Groups are touting the convenience of mail-in ballots, including not having to go to polling places and vote around work schedules.

“They encounter less obstacles to actually exercise that right to vote,” Matuz said.

Ignacio Menchaca, a 66-year-old retired truck driver who lives in Phoenix, signed up to vote Tuesday at a registration drive run by the Adios Arpaio campaign, a coalition of two Latino advocacy groups that reported registering over 30,000 new Latino voters. He said he plans to vote early by mail because it’s easier.

“That way I can take my time and send it on time, you know,” Menchaca said.

Joe Garcia, director of the Latino Public Policy Center at Arizona State University’s Morrison Institute for Public Policy, said there’s been a “big push” from Latino advocacy groups for mail-in ballots that are “a surefire way to cast a ballot regardless of location, vocation or situation come Election Day.”

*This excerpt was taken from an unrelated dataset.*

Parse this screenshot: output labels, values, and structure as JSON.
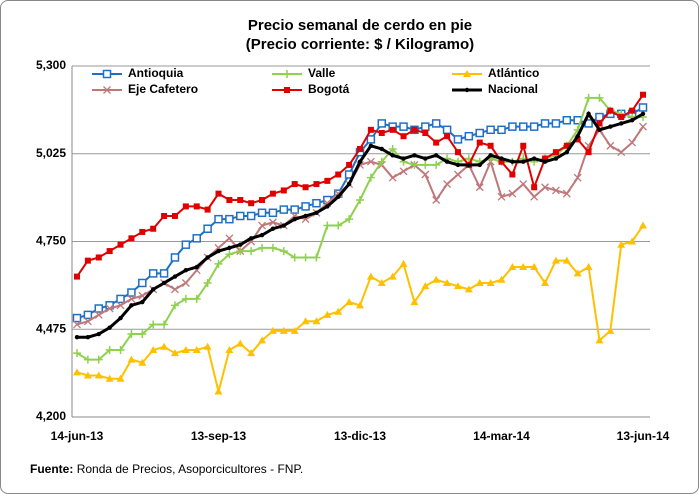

Mi Familia Vota, a national nonpartisan, nonprofit group that advocates for Latinos, has over 100 volunteers in Maricopa, Pinal and Pima counties working to get Latinos on early voting lists and call them to make sure they send in their early ballots, said Francisco Heredia, the group’s state director.

For those who don’t cast early ballots, Heredia said the group plans to coordinate free taxi rides on Election Day for those who have transportation troubles.

“Making sure they have information, making sure they know where to vote and pushing them to vote, either on early ballots or on election day,” he said.

Garcia, of the Morrison Institute, said Latino voter turnout has been low historically for many reasons.

“Everything from lack of transportation, overriding family commitments and work restrictions,” Garcia said. “A large percentage of Latinos are blue-collar workers whose long hours and long distances from polling places often prevented them from voting on a Tuesday.”

Advocacy group leaders said they were able to register thousands of new Latino voters mainly because of unhappiness with Arizona’s anti-immigration laws.

“Our community is tired of being attacked, and we want leaders that represent our values and our community,” said Tomas Robles, deputy field director for Promise Arizona in Action, one of the groups involved in the Adios Arpaio campaign.

Mi Familia Vota estimated a 41 percent increase in registered Latino voters in Arizona, or about 169,000 voters, according to Heredia, the group’s state director. While significant, he said the growth isn’t enough to affect election outcomes yet.

“It indicates a growth for the future that candidates and parties will have to take into account when conducting their outreach,” Heredia said.

Garcia said a number of factors, including the passage of SB 1070 and the first-ever Hispanic candidate for U.S. Senate in Arizona, Richard Carmona, could energize Latinos to vote in higher numbers.

“I think that this election there will be a difference in Latino votes,” he said.

What’s undeniable, Garcia said, is the power Arizona’s Latino voters will have in future elections. Due to large numbers of Latino youths coming of age in the state, Latinos will make up 25 percent of Arizona’s electorate by 2025, up from 15 percent in 2010, according to a recent report by the Morrison Institute.

“All future elections if you don’t get the Latino vote, you don’t win,” Garcia said.